Bei Wikipedia findet sich für Teilen folgende Definition: Teilen ist das gemeinsame Nutzen einer Ressource. Im Falle materieller Güter muss das Gut oder die Nutzungszeit zwischen den Nutzern aufgeteilt werden, wobei Kulturgüter wie Wissen (oder auch Ansichten und Meinungen) mitgeteilt und somit auch zeitgleich in vollem Umfang gemeinsam genutzt werden können.
Diese Definition schließt aber eines nicht ein. Ruhm, Ehre und Ansehen.

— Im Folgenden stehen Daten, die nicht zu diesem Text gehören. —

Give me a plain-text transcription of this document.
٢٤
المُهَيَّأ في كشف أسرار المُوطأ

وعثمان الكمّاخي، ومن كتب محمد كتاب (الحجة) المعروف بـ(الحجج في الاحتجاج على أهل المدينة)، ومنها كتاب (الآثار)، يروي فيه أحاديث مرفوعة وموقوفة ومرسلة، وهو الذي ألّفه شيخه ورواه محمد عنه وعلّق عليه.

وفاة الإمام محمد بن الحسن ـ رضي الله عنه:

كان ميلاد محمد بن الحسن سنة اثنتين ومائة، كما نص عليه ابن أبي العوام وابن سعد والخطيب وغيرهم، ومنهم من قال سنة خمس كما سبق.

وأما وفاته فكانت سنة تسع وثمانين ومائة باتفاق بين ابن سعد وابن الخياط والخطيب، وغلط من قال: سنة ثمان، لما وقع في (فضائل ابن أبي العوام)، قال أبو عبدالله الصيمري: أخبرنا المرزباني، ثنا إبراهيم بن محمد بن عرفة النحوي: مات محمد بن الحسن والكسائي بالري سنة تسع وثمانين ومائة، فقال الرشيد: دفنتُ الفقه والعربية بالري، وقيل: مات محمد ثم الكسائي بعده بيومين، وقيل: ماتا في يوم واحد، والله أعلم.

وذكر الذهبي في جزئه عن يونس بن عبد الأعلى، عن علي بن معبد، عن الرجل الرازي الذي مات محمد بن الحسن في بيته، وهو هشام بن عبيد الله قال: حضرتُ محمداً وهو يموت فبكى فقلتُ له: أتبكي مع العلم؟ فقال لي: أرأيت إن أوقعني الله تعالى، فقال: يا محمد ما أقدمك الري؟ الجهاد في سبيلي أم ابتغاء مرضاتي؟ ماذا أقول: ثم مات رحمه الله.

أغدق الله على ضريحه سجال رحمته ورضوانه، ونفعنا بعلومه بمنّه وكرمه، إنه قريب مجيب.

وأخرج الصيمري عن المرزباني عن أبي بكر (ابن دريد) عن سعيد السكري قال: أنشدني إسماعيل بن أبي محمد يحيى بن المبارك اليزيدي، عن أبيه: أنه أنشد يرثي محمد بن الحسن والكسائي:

Sie kann und vor allem will man nicht teilen, erlangt sie jedoch zumindest subjektiv durch den Fang eines oder mehrerer großer Fische. Lässt man das Erbeutete (den Fisch) nun wieder frei, kann es auch ein anderer jagen und fangen. Gelingt ihm das, wird man schon nicht mehr als besonders angesehen. Der Platz in der Hirarchie kann so in Frage gestellt werden. Ein Risiko!
Wozu Neid? Vielleicht pathetisch, aber gemeinsam ist Freude größer!

Einem anderen ein Stück der Beute zum Verzehr abzugeben fällt daher leichter! Die Hierarchie ist dabei geregelt.
Aus dieser Schlussfolgerung heraus stellt sich die Frage: Haben wir vielleicht Catch and Release noch gar nicht verinnerlicht? Wir finden C&R gut, solange wir dadurch die Chance haben große Fische zu fangen, die andere schon hatten. Sobald der Fisch jedoch im eigenen Kescher lag, wäre es befriedigender, er würde nie wieder gefangen. Ihm nach dem Fang das Leben zu nehmen ist daher näher an unserer Natur! Wir lassen ihn also aus rationalem Denken heraus wieder frei, aber innerlich sträubt sich etwas. Und es lebt so richtig auf, wenn dann jemand anderes den Fisch fängt. Das wurmt.
Gibt es deswegen soviel Zwist und Gerede, so viele Innovationen und Neuerungen für die Überlistung der scheuen Großkarpfen? Aus Neid? Haben wir Catch and Release rational beschlossen, aber nicht verinnerlicht? Neid kann nach vorne bringen. Er kann aber auch den zerstören, der dem anderen etwas neidet. Schwarzer Neid schwächt und lähmt. Wie rational sind wir? Können wir den Neid, der die Szene von innen zerfrisst besiegen? Angefangen bei uns selbst? Wären wir nicht ohne ihn stärker? Gedanken, für die kommende Saison...
Ich wünsche euch ein schönes und ausgeglichenes Jahr 2013!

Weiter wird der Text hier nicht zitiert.